Tuesday, June 21, 2011

Tell Me What to Talk About

by Shelly Blake-Plock

So, in July, I'll be giving a keynote at Lenovo's ThinkTank 2011 event in DC. And I'm thinking about what to say. And I'd like your help. So let me give you some details...

My talk is ideally going to be split up into a piece where I open my mouth and things come out and a piece where we get to hear from you to get some conversation going. Intentionally, I'm leaving lots of room for improvisation; that's where things get interesting.

Also on the bill that day will be Michelle Rhee. Which is fun given that I think both she and myself would be considered to represent different segments of the education reform thing. Unfortunately, one of the problems, (and I myself am guilty of this), is that the folks camped out in the polar regions of the ed reform debate tend to do little more than actively ignore one another whilst in the doldrums between the predictable lobs of grenades. I'd like to go somewhere different in my talk and conversation.

As an independent school teacher with public school teaching experience; a city kid who has taught kids who live on farms; a f2f advocate who currently is planning a year of virtual teaching; a Catholic school graduate who is a  father of three public school kids; a former post-secondary student with tours-of-duty in public, private, and Catholic universities; and as a teacher of Baltimore City Public School teachers in a private university, I see myself both as having a variety of experiences and understandings about how American education works as well as a bit of a twisted up and multiple-personality take on what it all means. Public / Private. Affluent / Not-affluent. Sectarian / Non-sectarian. Urban / Suburban / Rural.
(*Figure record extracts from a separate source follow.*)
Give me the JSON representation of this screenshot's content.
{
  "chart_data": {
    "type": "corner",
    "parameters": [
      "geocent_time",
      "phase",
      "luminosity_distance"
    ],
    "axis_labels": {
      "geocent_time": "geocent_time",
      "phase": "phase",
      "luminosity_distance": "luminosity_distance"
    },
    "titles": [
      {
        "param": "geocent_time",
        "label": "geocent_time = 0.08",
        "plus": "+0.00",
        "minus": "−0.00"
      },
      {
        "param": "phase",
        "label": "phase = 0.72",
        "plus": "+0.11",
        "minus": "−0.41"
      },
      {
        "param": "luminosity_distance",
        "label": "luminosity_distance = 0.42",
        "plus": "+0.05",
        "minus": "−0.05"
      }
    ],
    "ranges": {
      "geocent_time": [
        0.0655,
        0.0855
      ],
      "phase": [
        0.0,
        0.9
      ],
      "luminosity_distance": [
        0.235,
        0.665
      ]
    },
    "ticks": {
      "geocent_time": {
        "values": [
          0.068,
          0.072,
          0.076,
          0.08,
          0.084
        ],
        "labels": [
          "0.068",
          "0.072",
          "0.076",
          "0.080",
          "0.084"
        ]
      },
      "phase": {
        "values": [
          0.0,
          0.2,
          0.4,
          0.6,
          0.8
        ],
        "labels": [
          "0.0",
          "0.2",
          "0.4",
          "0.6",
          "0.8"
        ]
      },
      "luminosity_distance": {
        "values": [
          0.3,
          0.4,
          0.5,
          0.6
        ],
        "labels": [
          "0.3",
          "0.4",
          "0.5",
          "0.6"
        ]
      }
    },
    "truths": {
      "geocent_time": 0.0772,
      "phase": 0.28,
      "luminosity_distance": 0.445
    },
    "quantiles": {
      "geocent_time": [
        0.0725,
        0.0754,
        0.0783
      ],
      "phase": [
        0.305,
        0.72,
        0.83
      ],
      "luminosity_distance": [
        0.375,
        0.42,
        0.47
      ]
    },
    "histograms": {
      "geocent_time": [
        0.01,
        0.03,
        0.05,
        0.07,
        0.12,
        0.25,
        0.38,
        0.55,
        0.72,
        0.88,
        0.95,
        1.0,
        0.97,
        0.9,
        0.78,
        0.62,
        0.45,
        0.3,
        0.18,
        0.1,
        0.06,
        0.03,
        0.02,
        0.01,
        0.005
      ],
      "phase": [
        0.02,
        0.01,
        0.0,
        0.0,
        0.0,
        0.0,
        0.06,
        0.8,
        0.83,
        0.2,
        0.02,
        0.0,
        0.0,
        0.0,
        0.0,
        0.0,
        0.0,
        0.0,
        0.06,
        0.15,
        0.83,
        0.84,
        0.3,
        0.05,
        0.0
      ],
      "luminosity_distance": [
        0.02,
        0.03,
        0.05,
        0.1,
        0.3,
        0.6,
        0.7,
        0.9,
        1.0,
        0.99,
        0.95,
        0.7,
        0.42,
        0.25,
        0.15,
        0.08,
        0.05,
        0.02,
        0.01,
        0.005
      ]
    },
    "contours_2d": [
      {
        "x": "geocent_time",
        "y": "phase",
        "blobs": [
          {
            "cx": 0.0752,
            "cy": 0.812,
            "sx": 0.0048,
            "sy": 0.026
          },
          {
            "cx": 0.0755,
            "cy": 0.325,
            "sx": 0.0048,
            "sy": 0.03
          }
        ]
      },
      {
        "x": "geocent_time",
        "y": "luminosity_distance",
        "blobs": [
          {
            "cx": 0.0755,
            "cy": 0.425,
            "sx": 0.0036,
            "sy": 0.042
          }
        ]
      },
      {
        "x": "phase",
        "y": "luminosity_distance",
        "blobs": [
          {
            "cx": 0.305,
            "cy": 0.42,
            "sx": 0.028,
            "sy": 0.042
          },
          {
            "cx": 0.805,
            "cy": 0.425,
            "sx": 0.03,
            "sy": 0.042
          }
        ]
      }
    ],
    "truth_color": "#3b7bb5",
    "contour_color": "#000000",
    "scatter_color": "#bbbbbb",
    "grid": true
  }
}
So I'm looking for some clarity.

Shoot over ideas, thoughts, criticisms, hollers, and taunts. I wanna hear the good, the bad, the true. What should I be thinking about going into this thing? Is it just a work of extended ego, or can I make something useful out of this talk? Should I forgo the talk altogether and lead the audience in guided meditation?

Hit me with ideas. I want to help express your thoughts out there.